Now, on returning to our soap-bubbles, you may remember that I stated that the catenoid and the plane were the only figures of revolution which had no curvature, and which therefore produced no pressure. There are plenty of other surfaces which are apparently curved in all directions and yet have no curvature, and which therefore produce no pressure; but these are not figures of revolution, that is, they cannot be obtained by simply spinning a curved line about an axis. These may be produced in any quantity by making wire frames of various shapes and dipping them in soap and water. On taking them out a wonderful variety of surfaces of no curvature will be seen. One such surface is that known as the screw-surface. To produce this it is only necessary to take a piece of wire wound a few times in an open helix (commonly called spiral), and to bend the two ends so as to meet a second wire passing down the centre. The screw-surface developed by dipping this frame in soap-water is well worth seeing (Fig. 49). It is impossible to give any idea of the perfection of the form in a figure, but fortunately this is an experiment which any one can easily perform.

Fig. 50.

Then again, if a wire frame is made in the shape of the edges of any of the regular geometrical solids, very beautiful figures will be found upon them after they have been dipped in soap-water. In the case of the triangular prism these surfaces are all flat, and at the edges where these planes meet one another there are always three meeting each other at equal angles (Fig. 50). This, owing to the fact that the frame is three-sided, is not surprising. After looking at this three-sided frame with three films meeting down the central line, you might expect that with a four-sided or square frame there would be four films meeting each other in a line down the middle. But it is a curious thing that it does not matter how irregular the frame may be, or how complicated a mass of froth may be, there can never be more than three films meeting in an edge, or more than four edges, or six films, meeting in a point. Moreover the films and edges can only meet one another at equal angles. If for a moment by any accident four films do meet in the same edge, or if the angles are not exactly equal, then the form, whatever it may be, is unstable; it cannot last, but the films slide over one another and never rest until they have settled down into a position in which the conditions of stability are fulfilled. This may be illustrated by a very simple experiment which you can easily try at home, and which you can now see projected upon the screen. There are two pieces of window-glass about half an inch apart, which form the sides of a sort of box into which some soap and water have been poured. On blowing through a pipe which is immersed in the water, a great number of bubbles are formed between the plates. If the bubbles are all large enough to reach across from one plate to the other, you will at once see that there are nowhere more than three films meeting one another, and where they meet the angles are all equal. The curvature of the bubbles makes it difficult to see at first that the angles really are all alike, but if you only look at a very short piece close to where they meet, and so avoid being bewildered by the curvature, you will see that what I have said is true. You will also see, if you are quick, that when the bubbles are blown, sometimes four for a moment do meet, but that then the films at once slide over one another and settle down into their only possible position of rest (Fig. 51).
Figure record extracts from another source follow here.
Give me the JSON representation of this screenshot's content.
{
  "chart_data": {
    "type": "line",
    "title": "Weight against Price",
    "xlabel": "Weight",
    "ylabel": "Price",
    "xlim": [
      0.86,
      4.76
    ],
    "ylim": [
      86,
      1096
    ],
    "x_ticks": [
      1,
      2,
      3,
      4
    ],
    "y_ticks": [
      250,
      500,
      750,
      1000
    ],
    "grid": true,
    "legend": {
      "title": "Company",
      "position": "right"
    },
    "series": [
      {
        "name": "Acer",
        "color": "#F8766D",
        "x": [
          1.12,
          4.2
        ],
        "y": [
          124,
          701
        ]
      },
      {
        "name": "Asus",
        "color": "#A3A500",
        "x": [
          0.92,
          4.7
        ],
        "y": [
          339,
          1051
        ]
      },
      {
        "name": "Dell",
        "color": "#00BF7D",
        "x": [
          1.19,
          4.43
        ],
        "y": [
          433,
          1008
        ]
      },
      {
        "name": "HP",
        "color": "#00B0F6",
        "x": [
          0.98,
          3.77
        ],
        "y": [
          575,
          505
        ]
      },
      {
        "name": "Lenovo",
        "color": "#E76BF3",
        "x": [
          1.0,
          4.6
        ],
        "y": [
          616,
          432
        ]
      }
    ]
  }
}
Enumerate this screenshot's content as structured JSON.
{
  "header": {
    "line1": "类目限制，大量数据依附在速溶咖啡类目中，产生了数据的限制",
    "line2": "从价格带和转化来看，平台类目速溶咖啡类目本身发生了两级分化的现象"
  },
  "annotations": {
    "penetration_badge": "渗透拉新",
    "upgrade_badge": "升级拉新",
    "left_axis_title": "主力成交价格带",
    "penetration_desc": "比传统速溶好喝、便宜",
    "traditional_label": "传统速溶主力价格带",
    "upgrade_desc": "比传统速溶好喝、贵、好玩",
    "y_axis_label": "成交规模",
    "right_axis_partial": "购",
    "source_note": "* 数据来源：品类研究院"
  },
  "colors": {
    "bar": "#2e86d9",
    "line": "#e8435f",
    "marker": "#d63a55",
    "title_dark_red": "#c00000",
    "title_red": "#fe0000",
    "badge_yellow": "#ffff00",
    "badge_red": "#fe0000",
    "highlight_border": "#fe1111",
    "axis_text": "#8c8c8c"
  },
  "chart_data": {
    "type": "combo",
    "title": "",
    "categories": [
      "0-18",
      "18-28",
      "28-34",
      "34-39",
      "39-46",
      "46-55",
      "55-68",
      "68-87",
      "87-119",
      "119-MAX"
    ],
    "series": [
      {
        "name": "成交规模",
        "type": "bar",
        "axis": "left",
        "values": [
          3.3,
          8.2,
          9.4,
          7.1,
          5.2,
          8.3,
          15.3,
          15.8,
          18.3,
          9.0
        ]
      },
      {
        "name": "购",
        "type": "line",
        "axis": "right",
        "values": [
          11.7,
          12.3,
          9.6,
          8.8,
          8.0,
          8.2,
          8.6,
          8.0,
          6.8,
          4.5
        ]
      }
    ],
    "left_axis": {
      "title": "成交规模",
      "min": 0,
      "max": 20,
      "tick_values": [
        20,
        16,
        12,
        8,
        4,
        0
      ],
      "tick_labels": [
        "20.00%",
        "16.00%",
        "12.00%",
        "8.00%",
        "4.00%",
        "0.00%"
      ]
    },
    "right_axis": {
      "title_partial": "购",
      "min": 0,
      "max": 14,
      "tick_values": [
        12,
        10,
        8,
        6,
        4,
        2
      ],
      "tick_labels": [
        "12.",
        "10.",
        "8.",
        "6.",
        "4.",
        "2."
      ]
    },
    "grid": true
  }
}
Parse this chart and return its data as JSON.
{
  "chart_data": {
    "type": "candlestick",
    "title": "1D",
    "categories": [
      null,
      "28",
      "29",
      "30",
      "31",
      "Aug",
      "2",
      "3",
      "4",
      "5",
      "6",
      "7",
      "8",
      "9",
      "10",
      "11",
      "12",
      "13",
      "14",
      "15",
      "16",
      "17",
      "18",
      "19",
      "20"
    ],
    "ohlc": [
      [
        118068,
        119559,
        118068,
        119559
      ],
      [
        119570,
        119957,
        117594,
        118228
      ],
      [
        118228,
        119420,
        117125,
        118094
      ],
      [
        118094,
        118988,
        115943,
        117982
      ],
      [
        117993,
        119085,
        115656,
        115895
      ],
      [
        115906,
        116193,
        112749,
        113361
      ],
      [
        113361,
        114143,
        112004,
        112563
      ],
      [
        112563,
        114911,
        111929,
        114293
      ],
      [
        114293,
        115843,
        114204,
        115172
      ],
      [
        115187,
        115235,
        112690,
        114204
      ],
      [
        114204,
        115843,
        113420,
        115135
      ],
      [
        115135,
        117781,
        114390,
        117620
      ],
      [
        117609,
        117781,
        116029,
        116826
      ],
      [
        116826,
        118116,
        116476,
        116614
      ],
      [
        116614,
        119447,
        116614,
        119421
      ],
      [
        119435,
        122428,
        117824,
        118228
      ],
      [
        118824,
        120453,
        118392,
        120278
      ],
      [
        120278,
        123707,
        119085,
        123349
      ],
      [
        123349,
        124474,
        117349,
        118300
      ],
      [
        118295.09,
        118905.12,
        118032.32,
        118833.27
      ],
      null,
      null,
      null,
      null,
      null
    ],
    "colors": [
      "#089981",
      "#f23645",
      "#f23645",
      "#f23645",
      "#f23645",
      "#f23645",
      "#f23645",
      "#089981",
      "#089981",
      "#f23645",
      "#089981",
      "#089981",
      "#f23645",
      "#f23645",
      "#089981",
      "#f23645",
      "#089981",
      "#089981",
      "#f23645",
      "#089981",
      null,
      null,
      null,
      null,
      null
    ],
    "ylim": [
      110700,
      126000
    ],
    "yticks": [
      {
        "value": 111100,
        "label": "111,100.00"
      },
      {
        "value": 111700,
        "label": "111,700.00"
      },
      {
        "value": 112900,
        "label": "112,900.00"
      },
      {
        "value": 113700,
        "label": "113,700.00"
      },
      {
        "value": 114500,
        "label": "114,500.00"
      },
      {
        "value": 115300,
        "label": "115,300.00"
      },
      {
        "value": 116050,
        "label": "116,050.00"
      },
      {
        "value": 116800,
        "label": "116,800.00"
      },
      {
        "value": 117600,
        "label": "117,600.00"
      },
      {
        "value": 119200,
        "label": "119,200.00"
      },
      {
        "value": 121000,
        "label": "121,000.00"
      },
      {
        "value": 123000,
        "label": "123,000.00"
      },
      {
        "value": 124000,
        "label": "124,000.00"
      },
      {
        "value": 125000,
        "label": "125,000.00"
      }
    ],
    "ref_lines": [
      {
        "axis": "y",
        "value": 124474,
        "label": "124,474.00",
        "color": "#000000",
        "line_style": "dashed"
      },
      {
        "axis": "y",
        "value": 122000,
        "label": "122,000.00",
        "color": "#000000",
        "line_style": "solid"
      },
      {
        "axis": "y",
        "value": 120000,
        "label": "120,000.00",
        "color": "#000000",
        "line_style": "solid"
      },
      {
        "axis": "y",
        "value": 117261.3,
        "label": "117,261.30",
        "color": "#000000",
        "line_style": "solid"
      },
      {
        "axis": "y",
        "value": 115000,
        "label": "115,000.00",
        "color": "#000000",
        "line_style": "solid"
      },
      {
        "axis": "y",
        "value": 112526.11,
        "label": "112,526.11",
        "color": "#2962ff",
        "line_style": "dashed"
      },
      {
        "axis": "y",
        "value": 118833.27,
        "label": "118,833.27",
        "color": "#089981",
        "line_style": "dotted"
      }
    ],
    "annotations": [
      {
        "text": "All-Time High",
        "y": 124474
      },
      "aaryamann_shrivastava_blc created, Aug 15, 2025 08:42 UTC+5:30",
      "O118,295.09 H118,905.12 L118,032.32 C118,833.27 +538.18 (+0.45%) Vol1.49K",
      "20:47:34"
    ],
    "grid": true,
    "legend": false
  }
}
The air inside a bubble is generally under pressure, which is produced by its elasticity and curvature. If the bubble would let the air pass through it from one side to the other of course it would soon shut up, as it did when a ring was hung upon one, and the film within the ring was broken. But there are no holes in a bubble, and so you would expect that a gas like air could not pass through to the other side. Nevertheless it is a fact that gases can slowly get through to the other side, and in the case of certain vapours the process is far more rapid than any one would think possible.

Fig. 51.

Fig. 52.

Ether produces a vapour which is very heavy, and which also burns very easily. This vapour can get to the other side of a bubble almost at once. I shall pour a little ether upon blotting-paper in this bell jar, and fill the jar with its heavy vapour. You can see that the jar is filled with something, not by looking at it, for it appears empty, but by looking at its shadow on the screen. Now I tilt it gently to one side, and you see something pouring out of it, which is the vapour of ether. It is easy to show that this is heavy; it is only necessary to drop into the jar a bubble, and so soon as the bubble meets the heavy vapour it stops falling and remains floating upon the surface as a cork does upon water (Fig. 52). Now let me test the bubble and see whether any of the vapour has passed to the inside. I pick it up out of the jar with a wire ring and carry it to a light, and at once there is a burst of flame. But this is not sufficient to show that the ether vapour has passed to the inside, because it might have condensed in sufficient quantity upon the bubble to make it inflammable. You remember that when I poured some of this vapour upon water in the first lecture, sufficient condensed to so weaken the water-skin that the frame of wire could get through to the other side. However, I can see whether this is the true explanation or not by blowing a bubble on a wide pipe, and holding it in the vapour for a moment. Now on removing it you notice that the bubble hangs like a heavy drop; it has lost the perfect roundness that it had at first, and this looks as if the vapour had found its way in, but this is made certain by bringing a light to the mouth of the tube, when the vapour, forced out by the elasticity of the bubble, catches fire and burns with a flame five or six inches long (Fig. 53). You might also have noticed that when the bubble was removed, the vapour inside it began to pass out again and fell away in a heavy stream, but this you could only see by looking at the shadow upon the screen.